Axisymmetric collapse simulations of rotating massive stellar cores in full general relativity: Numerical study for prompt black hole formation

Abstract

We perform axisymmetric simulations for gravitational collapse of a massive iron core to a black hole in full general relativity. The iron cores are modeled by $\ensuremath{\Gamma}=4/3$ equilibrium polytrope for simplicity. The hydrodynamic equations are solved using a high-resolution shock-capturing scheme with a parametric equation of state. The Cartoon method is adopted for solving the Einstein equations. Simulations are performed for a wide variety of initial conditions changing the mass ($\ensuremath{\approx}2.0--3.0{M}_{\ensuremath{\bigodot}}$), the angular momentum, the rotational velocity profile of the core, and the parameters of the equations of state which are chosen so that the maximum mass of the cold spherical polytrope is $\ensuremath{\approx}1.6{M}_{\ensuremath{\bigodot}}$. Then, the criterion for the prompt black hole formation is clarified in terms of the mass and the angular momentum for several rotational velocity profile of the core and equations of state. It is found that (i) with the increase of the thermal energy generated by shocks, the threshold mass for the prompt black hole formation is increased by 20--40%, (ii) the rotational centrifugal force increases the threshold mass by $\ensuremath{\lesssim}25%$, (iii) with the increase of the degree of differential rotation, the threshold mass is also increased, and (iv) the amplification factors shown in the results (i)--(iii) depend sensitively on the equation of state.

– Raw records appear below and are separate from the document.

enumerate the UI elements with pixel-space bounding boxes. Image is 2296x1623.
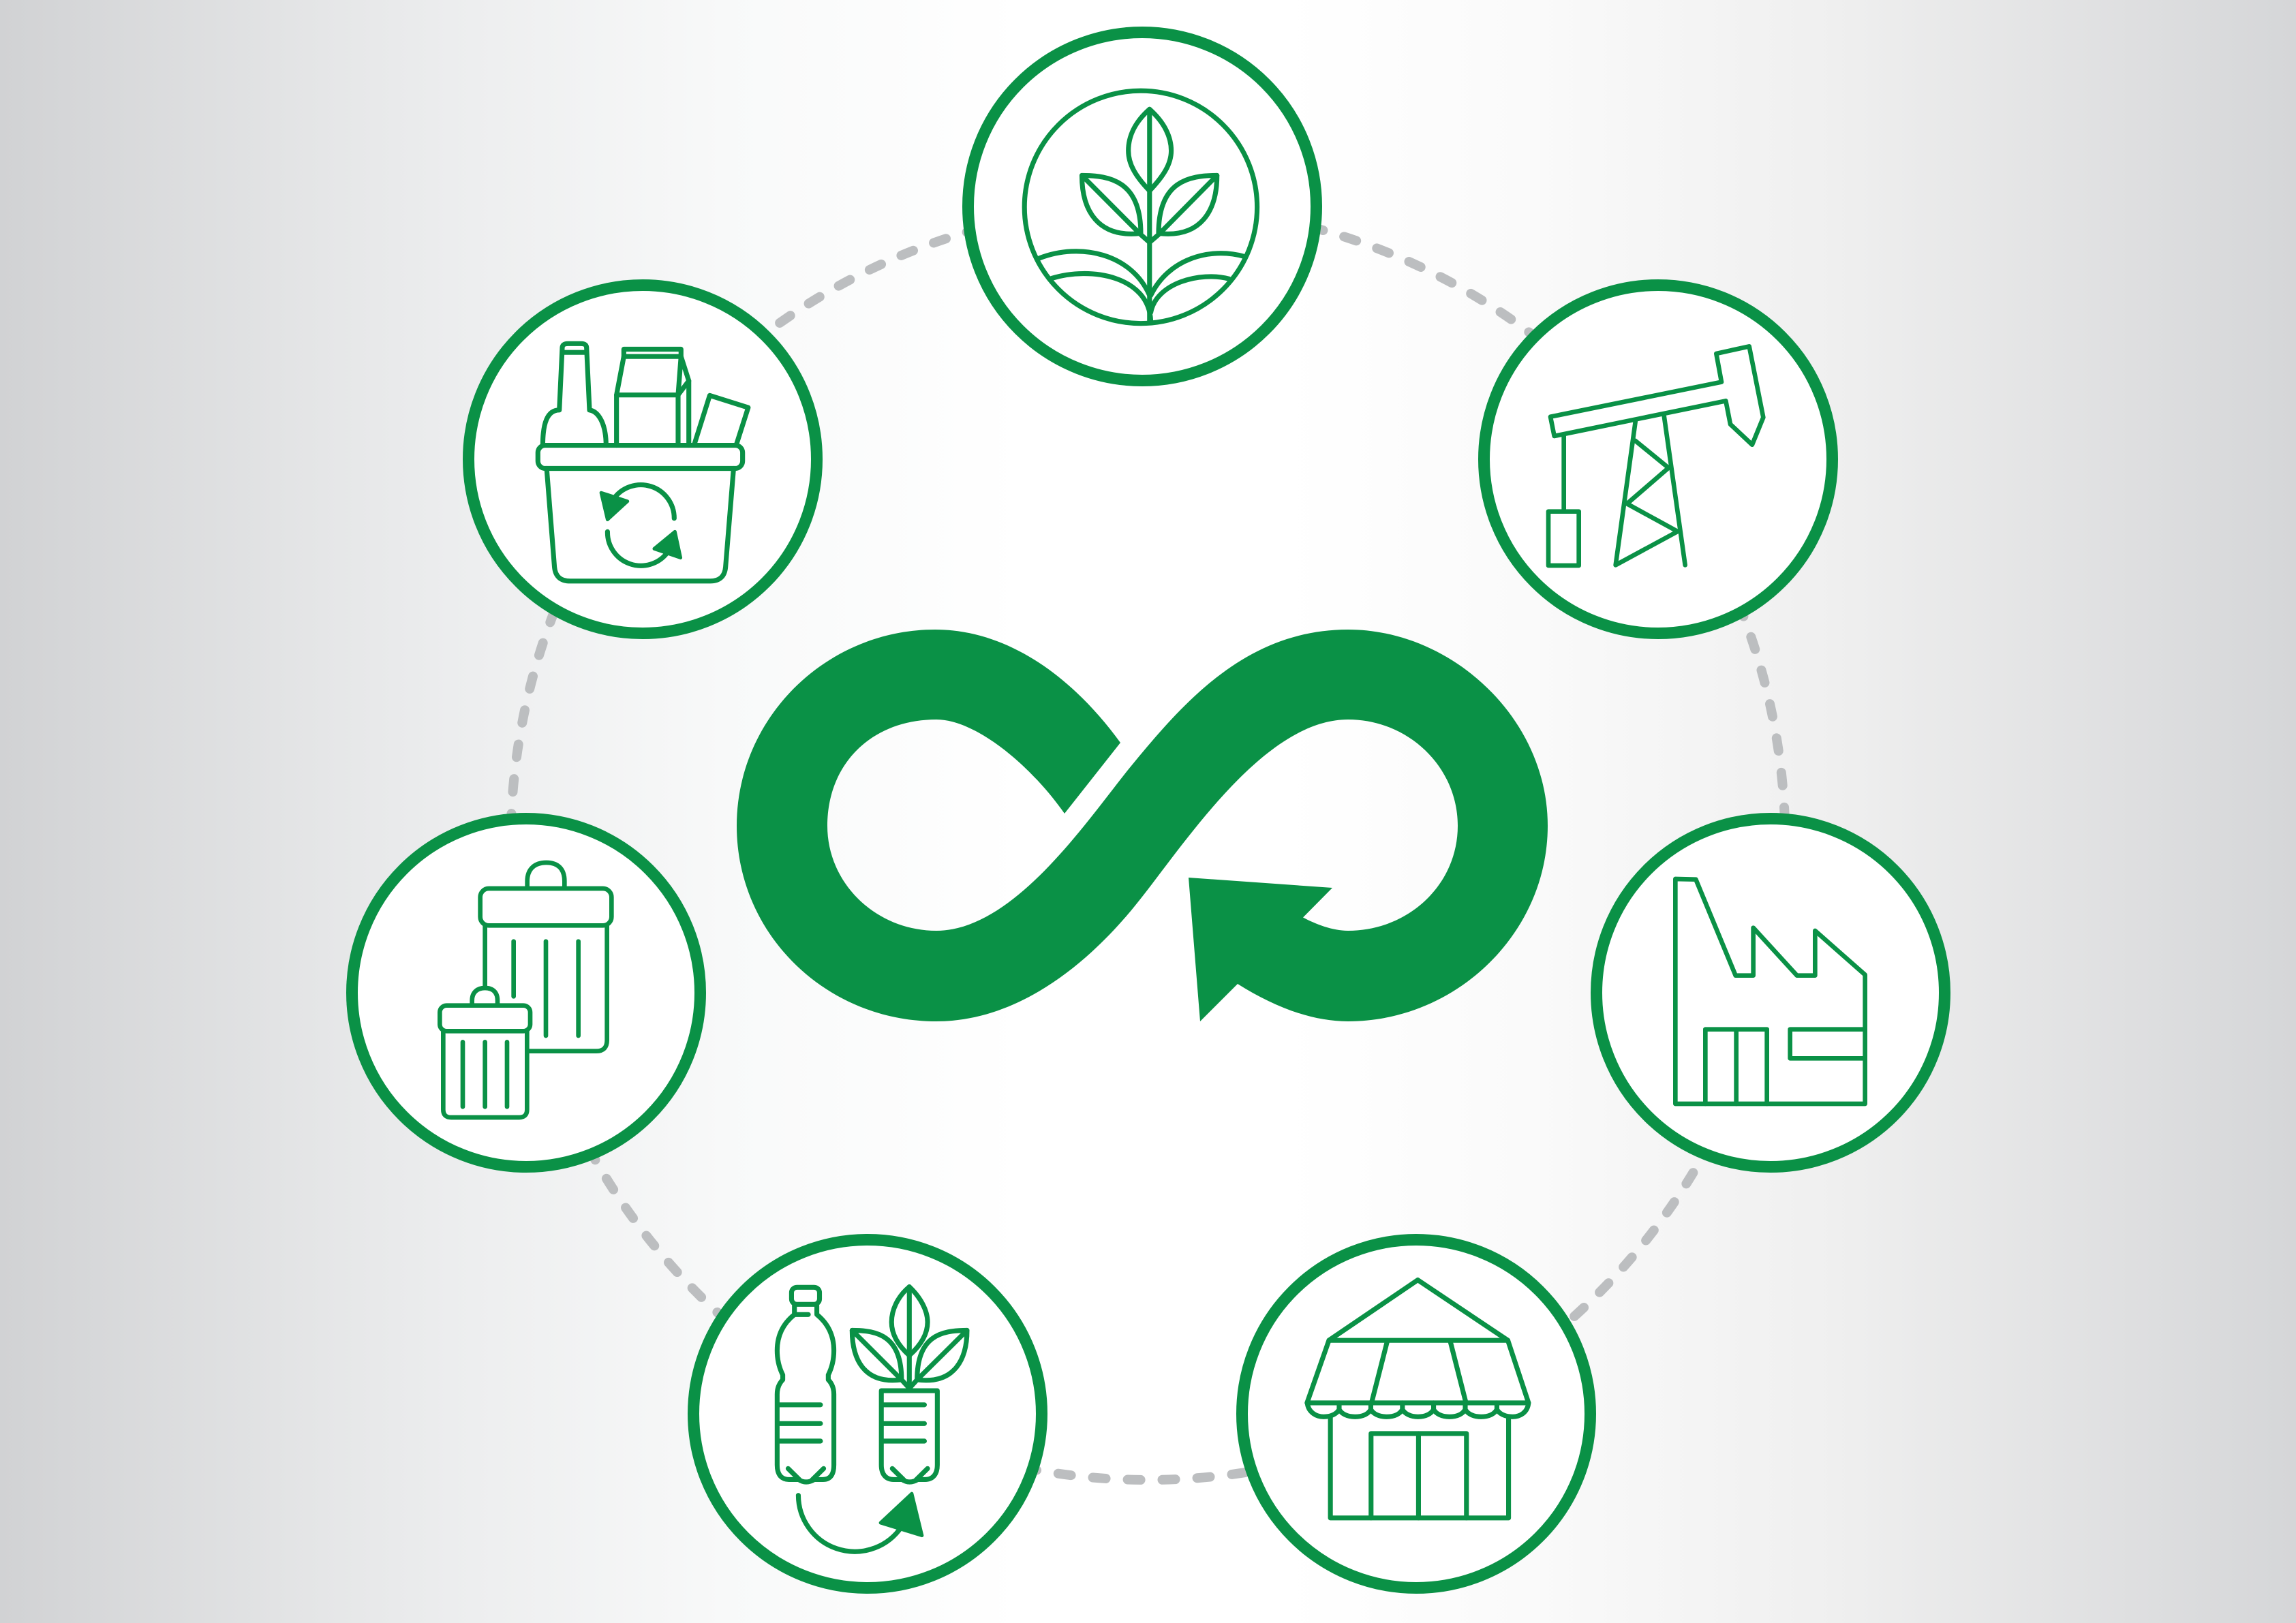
icon: storefront with awning <box>1307 1280 1529 1518</box>
icon: factory building <box>1675 879 1865 1104</box>
ring: factory <box>1596 819 1945 1166</box>
ring: recycling basket <box>469 285 816 634</box>
recycle arrow heads <box>601 493 681 558</box>
central infinity arrow <box>737 630 1548 1021</box>
icon: two waste bins <box>440 863 611 1117</box>
icon: bottle turned into a plant pot <box>777 1287 967 1551</box>
panel: recycling basket <box>469 285 816 634</box>
planter with leaves <box>798 1287 967 1551</box>
icon: sprouting plant in a circle <box>1024 91 1257 324</box>
icon: oil pumpjack <box>1548 346 1763 566</box>
ring: plant <box>968 33 1317 380</box>
icon: basket of packaging with recycle arrows <box>538 343 748 581</box>
ring: bottle reuse <box>694 1240 1041 1588</box>
panel: bottle reuse as planter <box>694 1240 1041 1588</box>
panel: factory, production <box>1596 819 1945 1166</box>
ring: trash bins <box>352 819 701 1166</box>
panel: oil pump, fossil resources <box>1484 285 1832 634</box>
panel: shop, retail <box>1242 1240 1591 1588</box>
ring: oil pump <box>1484 285 1832 634</box>
panel: trash bins, waste <box>352 819 701 1166</box>
basket and contents <box>538 343 748 581</box>
arrow head <box>881 1494 922 1536</box>
bottle <box>777 1287 834 1482</box>
panel: plant, renewable resources <box>968 33 1317 380</box>
ring: shop <box>1242 1240 1591 1588</box>
dashed cycle ring connecting the icons <box>511 206 1786 1480</box>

We also find that the collapse dynamics and the structure of the shock formed at the bounce depend strongly on the stiffness of the adopted equation of state. In particular, as a new feature, a strong bipolar explosion is observed for the collapse of rapidly rotating iron cores with an equation of state which is stiff in subnuclear density and soft in supranuclear density. Gravitational waves are computed in terms of a quadrupole formula. It is also found that the waveform depends sensitively on the equations of state.